World Aids Awareness Day – The first identified case of HIV in a human was in 1959, however, the transfer of the HIV from animal to human likely occurred several decades earlier. The infected individual lived in the Democratic Republic of the Congo, and he was unsure, (and research could not identify) how he was infected. While the first cases of HIV in the U.S. date back more than 30 years to 1981. In September 1982, the CDC used the term acquired immune deficiency syndrome (AIDS) for the first time when describing the mystery disease. That same year, the first AIDS clinic opened in San Francisco. By 1994, AIDS was the leading cause of death among Americans 25 to 44. Read the narrative timeline at this site.
Two events polarized AIDS in the public eye; the death of 1950’s & ‘60’s heart throb Rock Hudson’s from AIDS related causes on October 2, 1985 and diagnosis of Ryan White, the American teenager who was infected with AIDS following a blood transfusion in December, 1984. Both Hudson and White turned the tide in different ways regarding research and laws in the U.S. regarding AIDS.

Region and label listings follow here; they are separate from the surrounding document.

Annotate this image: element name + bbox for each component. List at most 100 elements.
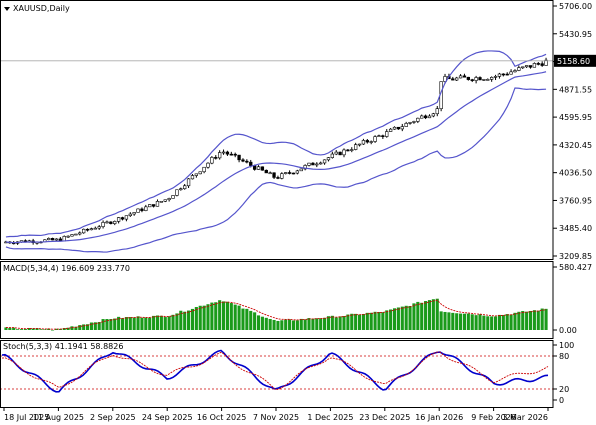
macd-bar — [435, 298, 439, 330]
candle-up — [284, 172, 288, 174]
x-tick-label: 9 Feb 2026 — [471, 413, 516, 422]
macd-bar — [23, 329, 27, 330]
candle-down — [109, 221, 113, 224]
macd-tick-label: 580.427 — [559, 263, 592, 272]
candle-up — [474, 77, 478, 81]
macd-bar — [16, 329, 20, 330]
candle-up — [128, 213, 132, 216]
macd-bar — [525, 311, 529, 330]
candle-up — [404, 123, 408, 127]
macd-bar — [490, 316, 494, 330]
price-panel: XAUUSD,Daily — [0, 4, 553, 253]
macd-bar — [47, 328, 51, 330]
macd-bar — [396, 307, 400, 330]
candle-up — [513, 70, 517, 73]
macd-bar — [513, 312, 517, 330]
macd-bar — [241, 308, 245, 330]
candle-up — [66, 235, 70, 238]
candle-down — [225, 151, 230, 155]
price-tick-label: 3485.40 — [559, 224, 592, 233]
macd-bar — [373, 311, 377, 330]
price-tick-label: 3209.85 — [559, 252, 592, 261]
macd-bar — [521, 311, 525, 330]
macd-bar — [272, 319, 276, 330]
macd-bar — [365, 312, 369, 330]
macd-signal-line — [5, 299, 547, 330]
candle-up — [97, 226, 101, 229]
macd-bar — [194, 307, 198, 330]
macd-bar — [361, 314, 365, 330]
candle-up — [431, 113, 436, 117]
macd-bar — [117, 316, 121, 330]
macd-bar — [66, 327, 70, 330]
stoch-tick-label: 80 — [559, 352, 569, 361]
macd-bar — [420, 302, 424, 330]
candle-up — [171, 195, 175, 199]
candle-up — [334, 151, 338, 155]
candle-up — [74, 233, 78, 236]
candle-up — [186, 178, 191, 187]
macd-bar — [97, 321, 101, 330]
macd-bar — [319, 318, 323, 330]
macd-bar — [544, 308, 548, 330]
macd-bar — [532, 310, 536, 330]
candle-up — [198, 171, 202, 175]
candle-up — [322, 159, 327, 164]
candle-up — [532, 63, 537, 68]
candle-up — [544, 59, 548, 66]
macd-bar — [155, 315, 160, 330]
candle-up — [400, 126, 404, 130]
macd-bar — [459, 313, 463, 330]
macd-bar — [159, 315, 163, 330]
x-tick-label: 23 Dec 2025 — [359, 413, 410, 422]
candle-down — [249, 161, 253, 166]
candle-up — [416, 117, 420, 122]
candle-up — [435, 108, 439, 115]
candle-down — [470, 79, 474, 81]
candle-down — [346, 149, 350, 152]
macd-bar — [260, 316, 264, 330]
macd-bar — [206, 304, 210, 330]
candle-up — [326, 157, 331, 161]
candle-up — [70, 234, 74, 237]
candle-down — [237, 154, 241, 161]
candle-up — [256, 166, 261, 170]
candle-down — [276, 177, 280, 179]
candle-up — [388, 128, 393, 132]
current-price-label: 5158.60 — [557, 57, 590, 66]
macd-bar — [253, 312, 257, 330]
macd-bar — [295, 320, 299, 330]
macd-bar — [43, 329, 47, 330]
macd-bar — [493, 316, 498, 330]
candle-down — [381, 135, 385, 137]
macd-bar — [39, 329, 43, 330]
macd-bar — [517, 311, 521, 330]
candle-up — [412, 121, 416, 123]
stoch-frame — [0, 340, 554, 408]
macd-bar — [416, 301, 420, 330]
macd-bar — [4, 327, 8, 330]
macd-bar — [478, 314, 482, 330]
candle-down — [540, 63, 544, 66]
x-tick-label: 18 Jul 2025 — [4, 413, 49, 422]
candle-up — [124, 215, 129, 220]
candle-down — [478, 77, 482, 81]
stoch-title: Stoch(5,3,3) 41.1941 58.8826 — [3, 342, 123, 351]
candle-up — [350, 149, 354, 151]
candle-up — [190, 175, 195, 180]
stoch-tick-label: 0 — [559, 396, 564, 405]
candle-down — [311, 162, 315, 166]
macd-bar — [346, 314, 350, 330]
macd-bar — [264, 317, 268, 330]
candle-up — [497, 73, 502, 77]
candle-up — [458, 75, 463, 79]
candle-up — [54, 238, 59, 241]
macd-bar — [202, 305, 206, 330]
macd-bar — [163, 317, 167, 330]
macd-bar — [214, 302, 218, 330]
macd-bar — [128, 317, 132, 330]
candle-down — [229, 153, 233, 156]
macd-bar — [152, 315, 156, 330]
candle-up — [116, 217, 121, 222]
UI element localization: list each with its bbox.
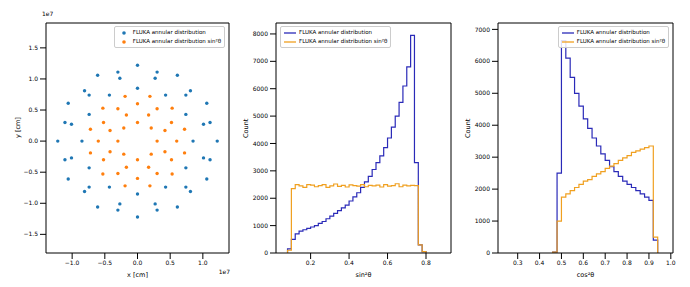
svg-text:0.3: 0.3 (513, 259, 523, 266)
svg-text:0.6: 0.6 (383, 259, 393, 266)
svg-text:0.8: 0.8 (421, 259, 431, 266)
svg-text:1000: 1000 (475, 217, 490, 224)
svg-text:0: 0 (264, 249, 268, 256)
svg-text:0.5: 0.5 (28, 106, 38, 113)
svg-text:0.4: 0.4 (344, 259, 354, 266)
svg-text:0.9: 0.9 (644, 259, 654, 266)
svg-text:7000: 7000 (253, 57, 268, 64)
html-text:FLUKA annular distribution sin: FLUKA annular distribution sin²θ (132, 38, 221, 44)
svg-text:y [cm]: y [cm] (14, 117, 22, 138)
svg-text:0.2: 0.2 (306, 259, 316, 266)
html-text:FLUKA annular distribution: FLUKA annular distribution (299, 29, 373, 35)
html-text:1e7: 1e7 (42, 10, 54, 17)
svg-text:1.0: 1.0 (666, 259, 676, 266)
svg-text:−1.5: −1.5 (23, 230, 38, 237)
svg-text:1.0: 1.0 (198, 259, 208, 266)
html-text:FLUKA annular distribution sin: FLUKA annular distribution sin²θ (576, 38, 665, 44)
svg-text:0.0: 0.0 (133, 259, 143, 266)
svg-text:0: 0 (486, 249, 490, 256)
svg-text:0.5: 0.5 (165, 259, 175, 266)
svg-text:1.5: 1.5 (28, 44, 38, 51)
svg-text:3000: 3000 (475, 153, 490, 160)
svg-text:0.0: 0.0 (28, 137, 38, 144)
svg-text:8000: 8000 (253, 30, 268, 37)
svg-text:6000: 6000 (475, 57, 490, 64)
svg-text:1000: 1000 (253, 222, 268, 229)
svg-text:0.5: 0.5 (557, 259, 567, 266)
svg-text:cos²θ: cos²θ (577, 271, 595, 279)
svg-text:7000: 7000 (475, 26, 490, 33)
html-text:FLUKA annular distribution: FLUKA annular distribution (132, 29, 206, 35)
svg-text:−1.0: −1.0 (23, 199, 38, 206)
svg-text:6000: 6000 (253, 85, 268, 92)
svg-text:x [cm]: x [cm] (127, 271, 148, 279)
svg-text:−0.5: −0.5 (23, 168, 38, 175)
svg-text:1.0: 1.0 (28, 75, 38, 82)
svg-text:sin²θ: sin²θ (356, 271, 372, 279)
html-text:1e7: 1e7 (218, 268, 230, 275)
svg-text:0.8: 0.8 (622, 259, 632, 266)
svg-text:Count: Count (464, 118, 472, 138)
svg-text:4000: 4000 (253, 140, 268, 147)
svg-text:Count: Count (242, 118, 250, 138)
svg-text:4000: 4000 (475, 121, 490, 128)
html-text:FLUKA annular distribution sin: FLUKA annular distribution sin²θ (299, 38, 388, 44)
html-text:FLUKA annular distribution: FLUKA annular distribution (576, 29, 650, 35)
svg-text:0.7: 0.7 (600, 259, 610, 266)
svg-text:5000: 5000 (475, 89, 490, 96)
svg-text:0.4: 0.4 (535, 259, 545, 266)
svg-text:2000: 2000 (475, 185, 490, 192)
svg-text:2000: 2000 (253, 194, 268, 201)
svg-text:−1.0: −1.0 (65, 259, 80, 266)
svg-text:0.6: 0.6 (579, 259, 589, 266)
svg-text:5000: 5000 (253, 112, 268, 119)
svg-text:3000: 3000 (253, 167, 268, 174)
svg-text:−0.5: −0.5 (98, 259, 113, 266)
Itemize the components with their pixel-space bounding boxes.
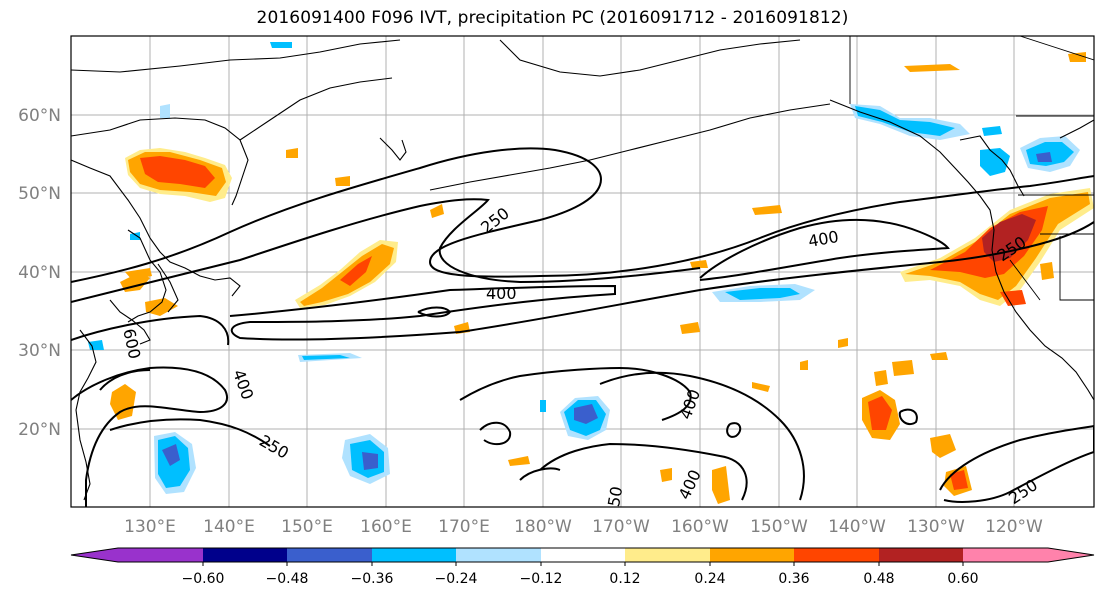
colorbar-tick-label: −0.48 [266,571,309,587]
contour-label: 400 [486,284,517,303]
colorbar-segment [541,548,625,562]
lon-label: 140°W [828,517,886,537]
lon-label: 170°W [592,517,650,537]
colorbar-segment [794,548,879,562]
colorbar-tick-label: 0.24 [694,571,725,587]
lat-label: 20°N [18,420,61,440]
lat-tick-labels: 60°N 50°N 40°N 30°N 20°N [18,106,61,440]
colorbar-tick-label: −0.24 [435,571,478,587]
map-frame [70,35,1095,508]
political-borders [849,36,1094,301]
map-title: 2016091400 F096 IVT, precipitation PC (2… [256,8,849,28]
colorbar-tick-label: −0.36 [351,571,394,587]
colorbar-tick-label: 0.36 [778,571,809,587]
colorbar-tick-label: −0.12 [520,571,563,587]
colorbar-tick-label: −0.60 [182,571,225,587]
colorbar-segment [456,548,541,562]
colorbar-min-extend [71,548,118,562]
lon-label: 140°E [203,517,255,537]
lat-label: 50°N [18,184,61,204]
lat-label: 60°N [18,106,61,126]
colorbar-max-extend [1048,548,1094,562]
contour-label: 250 [602,485,626,518]
lon-label: 130°E [124,517,176,537]
lat-label: 40°N [18,263,61,283]
colorbar-segment [372,548,456,562]
lon-label: 150°W [750,517,808,537]
colorbar: −0.60 −0.48 −0.36 −0.24 −0.12 0.12 0.24 … [70,547,1095,587]
lon-tick-labels: 130°E 140°E 150°E 160°E 170°E 180°W 170°… [124,517,1043,537]
lon-label: 170°E [438,517,490,537]
colorbar-segment [203,548,287,562]
lon-label: 150°E [281,517,333,537]
colorbar-segment [963,548,1048,562]
coastlines [71,39,1094,501]
colorbar-segment [879,548,963,562]
lon-label: 120°W [985,517,1043,537]
colorbar-segment [287,548,372,562]
precip-shading [88,42,1094,504]
lon-label: 130°W [907,517,965,537]
colorbar-outline [70,547,1095,563]
lon-label: 180°W [514,517,572,537]
colorbar-segment [118,548,203,562]
lat-label: 30°N [18,341,61,361]
colorbar-tick-label: 0.48 [863,571,894,587]
colorbar-segment [625,548,710,562]
lon-label: 160°E [360,517,412,537]
ivt-contours [71,147,1094,507]
colorbar-tick-label: 0.12 [609,571,640,587]
lon-label: 160°W [671,517,729,537]
colorbar-segment [710,548,794,562]
colorbar-tick-label: 0.60 [947,571,978,587]
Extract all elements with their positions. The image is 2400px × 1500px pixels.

At his death, Hudson willed $250,000 to create an organization for the research to treat and cure AIDS. The organization became known as amfAR, with Hudson’s great friend and international movie star, Elizabeth Taylor, becoming chairman and leading fundraiser. Read about amfAR.
Today it’s hard to imagine the full blown hysteria that swept the nation regarding AIDS, but the fear was so great and the disease at that time was a death sentence. For example, once diagnosed, Ryan White was forbidden to return to school and was ostracized from general society in his own hometown. His mother, Jeanne White Grinder, eventually moved the family after receiving money for his made for television story. She rallied national media support and soon, a public speaker regarding AIDS. Read more on Ryan White here.
Medical professionals are still hard at work trying to find a cure for HIV/AIDS.